Umberson and Montez support that “a growing body of theoretical and empirical work illustrates how social conditions foster cumulative advantage and disadvantage for health over the life course.” They cite research that suggests that while social relationships are the central source of emotional support for most people, social relationships can often be extremely stressful, and that relationship stress undermines health through behavioral, psychosocial, and physiological pathways. Research findings support that stress in relationships contributes to poor health habits in childhood, adolescence, and adulthood, and to psychological distress and physiological arousal (e.g., increased heart rate and blood pressure, compromised immune and endocrine function) that can damage health through cumulative wear and tear on physiological systems, and by leading people to engage in unhealthy behaviors.

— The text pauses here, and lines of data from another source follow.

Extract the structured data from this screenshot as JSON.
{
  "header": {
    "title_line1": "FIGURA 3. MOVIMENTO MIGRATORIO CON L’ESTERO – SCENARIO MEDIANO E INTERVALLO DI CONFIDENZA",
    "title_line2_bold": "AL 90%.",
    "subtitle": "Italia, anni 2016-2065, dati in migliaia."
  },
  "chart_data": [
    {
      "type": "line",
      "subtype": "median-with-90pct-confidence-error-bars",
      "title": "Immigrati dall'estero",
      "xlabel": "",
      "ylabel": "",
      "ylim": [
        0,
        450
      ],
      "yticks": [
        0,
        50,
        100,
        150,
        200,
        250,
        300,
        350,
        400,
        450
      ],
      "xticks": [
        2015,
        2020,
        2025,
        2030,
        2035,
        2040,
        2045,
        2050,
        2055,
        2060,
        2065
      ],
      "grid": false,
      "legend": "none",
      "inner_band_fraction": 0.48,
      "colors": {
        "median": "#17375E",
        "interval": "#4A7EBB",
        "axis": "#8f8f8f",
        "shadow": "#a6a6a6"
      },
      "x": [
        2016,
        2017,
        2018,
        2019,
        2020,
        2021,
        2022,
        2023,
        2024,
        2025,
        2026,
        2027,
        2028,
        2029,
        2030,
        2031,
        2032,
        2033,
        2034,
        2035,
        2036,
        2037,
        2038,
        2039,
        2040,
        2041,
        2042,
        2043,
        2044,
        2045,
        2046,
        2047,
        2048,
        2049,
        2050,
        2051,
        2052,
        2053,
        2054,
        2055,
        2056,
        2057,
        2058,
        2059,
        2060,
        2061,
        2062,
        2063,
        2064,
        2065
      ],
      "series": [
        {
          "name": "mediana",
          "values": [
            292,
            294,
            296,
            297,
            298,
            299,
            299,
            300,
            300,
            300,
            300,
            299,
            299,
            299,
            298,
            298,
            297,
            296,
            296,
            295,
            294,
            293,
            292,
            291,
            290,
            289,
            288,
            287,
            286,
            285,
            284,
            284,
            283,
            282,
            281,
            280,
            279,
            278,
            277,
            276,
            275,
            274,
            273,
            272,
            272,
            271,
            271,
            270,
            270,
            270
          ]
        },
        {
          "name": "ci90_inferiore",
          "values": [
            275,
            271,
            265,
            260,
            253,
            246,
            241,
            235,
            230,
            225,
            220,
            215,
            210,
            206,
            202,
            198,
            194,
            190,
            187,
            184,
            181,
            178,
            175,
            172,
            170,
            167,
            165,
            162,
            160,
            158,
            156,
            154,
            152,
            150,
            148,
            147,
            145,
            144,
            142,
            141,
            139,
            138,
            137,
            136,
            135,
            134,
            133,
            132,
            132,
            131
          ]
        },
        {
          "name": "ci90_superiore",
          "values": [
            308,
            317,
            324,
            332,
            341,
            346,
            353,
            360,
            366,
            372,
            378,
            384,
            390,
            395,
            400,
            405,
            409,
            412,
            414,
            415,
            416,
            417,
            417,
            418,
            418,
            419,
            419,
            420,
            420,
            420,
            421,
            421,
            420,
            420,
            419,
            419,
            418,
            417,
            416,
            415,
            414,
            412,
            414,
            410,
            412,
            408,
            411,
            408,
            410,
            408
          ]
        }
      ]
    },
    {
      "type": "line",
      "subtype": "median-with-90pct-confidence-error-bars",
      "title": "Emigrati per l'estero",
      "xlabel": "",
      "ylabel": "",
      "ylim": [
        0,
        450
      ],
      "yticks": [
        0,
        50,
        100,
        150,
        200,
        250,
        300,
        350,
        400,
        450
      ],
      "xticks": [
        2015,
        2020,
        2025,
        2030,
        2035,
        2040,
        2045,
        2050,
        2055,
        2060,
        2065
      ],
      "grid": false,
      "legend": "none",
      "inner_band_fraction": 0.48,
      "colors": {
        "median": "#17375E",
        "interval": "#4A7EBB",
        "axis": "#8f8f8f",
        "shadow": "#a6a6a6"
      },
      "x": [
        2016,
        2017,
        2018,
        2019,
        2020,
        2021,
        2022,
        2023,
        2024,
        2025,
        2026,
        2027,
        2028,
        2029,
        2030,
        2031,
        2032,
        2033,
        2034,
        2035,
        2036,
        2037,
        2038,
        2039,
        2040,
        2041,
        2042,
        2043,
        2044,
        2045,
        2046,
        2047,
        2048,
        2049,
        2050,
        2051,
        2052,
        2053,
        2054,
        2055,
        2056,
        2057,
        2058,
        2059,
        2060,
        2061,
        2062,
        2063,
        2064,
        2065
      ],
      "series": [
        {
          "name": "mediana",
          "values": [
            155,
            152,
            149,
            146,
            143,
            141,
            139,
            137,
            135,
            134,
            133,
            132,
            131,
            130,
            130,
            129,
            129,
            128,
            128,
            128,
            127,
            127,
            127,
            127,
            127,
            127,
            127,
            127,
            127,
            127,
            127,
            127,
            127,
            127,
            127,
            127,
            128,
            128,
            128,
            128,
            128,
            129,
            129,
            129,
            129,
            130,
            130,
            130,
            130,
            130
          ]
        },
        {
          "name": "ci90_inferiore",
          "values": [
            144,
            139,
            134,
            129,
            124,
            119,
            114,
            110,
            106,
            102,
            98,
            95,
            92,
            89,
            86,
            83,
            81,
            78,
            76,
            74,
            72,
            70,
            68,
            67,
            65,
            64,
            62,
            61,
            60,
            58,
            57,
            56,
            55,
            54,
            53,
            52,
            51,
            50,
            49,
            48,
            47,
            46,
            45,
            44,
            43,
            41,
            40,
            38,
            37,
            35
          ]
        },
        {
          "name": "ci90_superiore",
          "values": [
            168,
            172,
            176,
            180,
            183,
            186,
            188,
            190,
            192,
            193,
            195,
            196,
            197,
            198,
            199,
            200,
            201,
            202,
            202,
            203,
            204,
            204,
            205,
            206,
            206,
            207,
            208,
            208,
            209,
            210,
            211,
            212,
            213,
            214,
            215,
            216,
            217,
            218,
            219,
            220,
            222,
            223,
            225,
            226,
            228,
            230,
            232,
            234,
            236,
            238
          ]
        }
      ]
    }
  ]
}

I also read Peter Singer’s 1971 essay: Famine, Affluence, and Morality. Singer is a philosopher, ethicist, writer, professor, and is considered by many the person who put animal rights on the map. In this essay he argues that we have a moral obligation to both those near us and those far away and we should do what we can to help people living in extreme poverty and prevent people dying from starvation.

An extract from the essay:

“I begin with the assumption that suffering and death from lack of food, shelter, and medical care are bad. I think most people will agree about this, although one may reach the same view by different routes. I shall not argue for this view. People can hold all sorts of eccentric positions, and perhaps from some of them it would not follow that death by starvation is in itself bad. It is difficult, perhaps impossible, to refute such positions, and so for brevity I will henceforth take this assumption as accepted. Those who disagree need read no further.”

“Losing our parent is like losing part of oneself.” Debra Umberson

While in Athens and amidst the things I had to do, I found the time to walk in the city, visit a book shop, where I bought a translated version of Debra Umberson’s book The Death of a Parent  (Ο Θάνατος ενός ΓονιούΕκδόσεις ΜΑΚΡΗ), and The National Gallery, which exhibits Greek and European art from the 14th century to the 20th century. The newly renovated building reopened after an 8 year refurbishment in 2021. This visit was a totally different experience from my past visits, and also, seeing the actual paintings of many well known Greek artists, of the 20th century, many of which I had only seen in art books or slides, felt like small awakenings.

“As I am, so are others; as others are, so am I.
Having thus identified self and others,
harm no one nor have them harmed.”
  Sutta Nipāta 3.710

Finally, I will end this post with something I don’t often do, with quotes from Buddhist texts related to cultivating a kinder and healthier way of living from Rick Hanson’s weekly meditation sessions page.  I don’t know them by heart, but during my recent trip, as I observed people and interactions and listened to stories, I found myself bringing to mind the essence of the quotes I have included in this piece today.

May all beings be happy and secure.  //   May all beings be happy at heart!

Omitting none, whether they are weak or strong,  //  seen or unseen, near or distant, born or to-be-born:

May all beings be happy.

Let none deceive another,   //   or despise anyone anywhere,
or through anger or ill will wish for another to suffer.

Just as a mother would protect her child, her only child,   //   with her own life,
even so you should cultivate a boundless heart toward all beings.

You should cultivate kindness  //  toward the whole world with a boundless heart:
above, below, and all around,  //  unobstructed, without enmity or hate.

Whether standing, walking, sitting, or lying down,  //  as long as you are alert,
you should be resolved upon this mindfulness.

This is called a sublime abiding here and now.